John had taken a short-term lease on an apartment just off Sukhumvit Road, a major thoroughfare running west to east through the massive city. The streets that ran off Sukhumvit were called Sois  and he had chosen an older building on the south-west side, around Soi 24, an upscale area of luxury apartments and large houses, nestled in walled, tropical gardens. It was a location popular with Japanese expats, and many of the stores and restaurants catered to that nationality. 

Compared to his previous home in Hong Kong, the apartment was huge. Large balconies, lined with red flowering bougainvillea, wrapped around the two sides of the corner apartment from which he had expansive views out across the suburbs.

An elderly Thai lady came twice a week to prepare food and clean the house, but otherwise, he was left alone. It suited him. He spent his time keeping fit, exploring the city, and had enrolled in a local Thai language school to try to pick up the rudiments of the language.  He was enjoying the relaxed pace of his life and had no rush to get involved in anything that would tie him down.

One of the young men from the Takraw court wandered over and sat down, his body glistening with sweat, wiping his face with a small white hand towel. 

Sawasdee krup, Khun John.”

John smiled and returned the greeting. “Sawasdee Krup. Good game?”

Kup,” the young man nodded. “Yes,” he grinned. “You should join us, Khun John. Much more fun than running in circles.”

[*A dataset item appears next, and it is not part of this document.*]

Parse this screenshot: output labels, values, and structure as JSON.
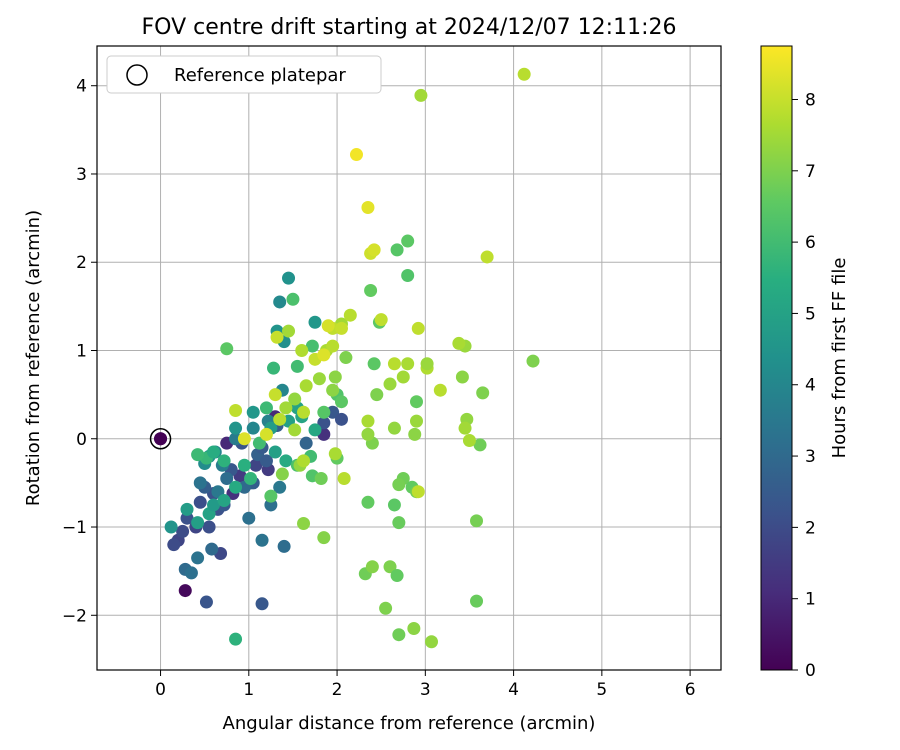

“But I’m not as flexible as you, Khun Phichet. There is no way I can do that somersault kick of yours,” John laughed.

“You can, just practice.” 

John smiled at Khun Phichet. They met a month ago when John had been watching them play through the chain mesh fence surrounding the Takraw court.  The game was like volleyball, but instead of using one’s hands, only the feet and the head were allowed to touch the ball, a rattan ball about half the size of a football. The game was a good workout, and the flying kicks and somersaults performed by the more skilled players kept them lean and flexible. 

Phichet had invited him to join them, but John had declined, wary of injuring himself badly on the asphalt court. Over the next few weeks, they had struck up a few conversations, sometimes enjoying an occasional coffee together after the game. Phichet worked for a small import-export company, dealing in machine tools and lived with his wife, young daughter, and parents in a small apartment in one of the back Sois near to the park. He had explained to John the hour he spent playing Takraw every day was the only time he got for himself, the pressures of work and family life taking up the rest of his waking hours.

“Have you got time for a coffee?” John asked.

Mi mee, Khun John. No, I’m sorry.”  Phichet checked his watch and frowned. “We have a client visiting from Europe, and I have to meet him for breakfast.” He jumped up, wiped his body with the hand towel, and pulled on the t-shirt he had tucked into his waistband. “See you tomorrow?”

John stood too and dusted the grass from his shorts. “I’ll be here. Have a good day.”

Phichet nodded, gave a slight bow, and headed toward the main gate.

John stretched and looked around. Laughter and birdsong filled the park, the air warm and scented with the incense burning in the small spirit house beside the side gate. He grinned. Life was good.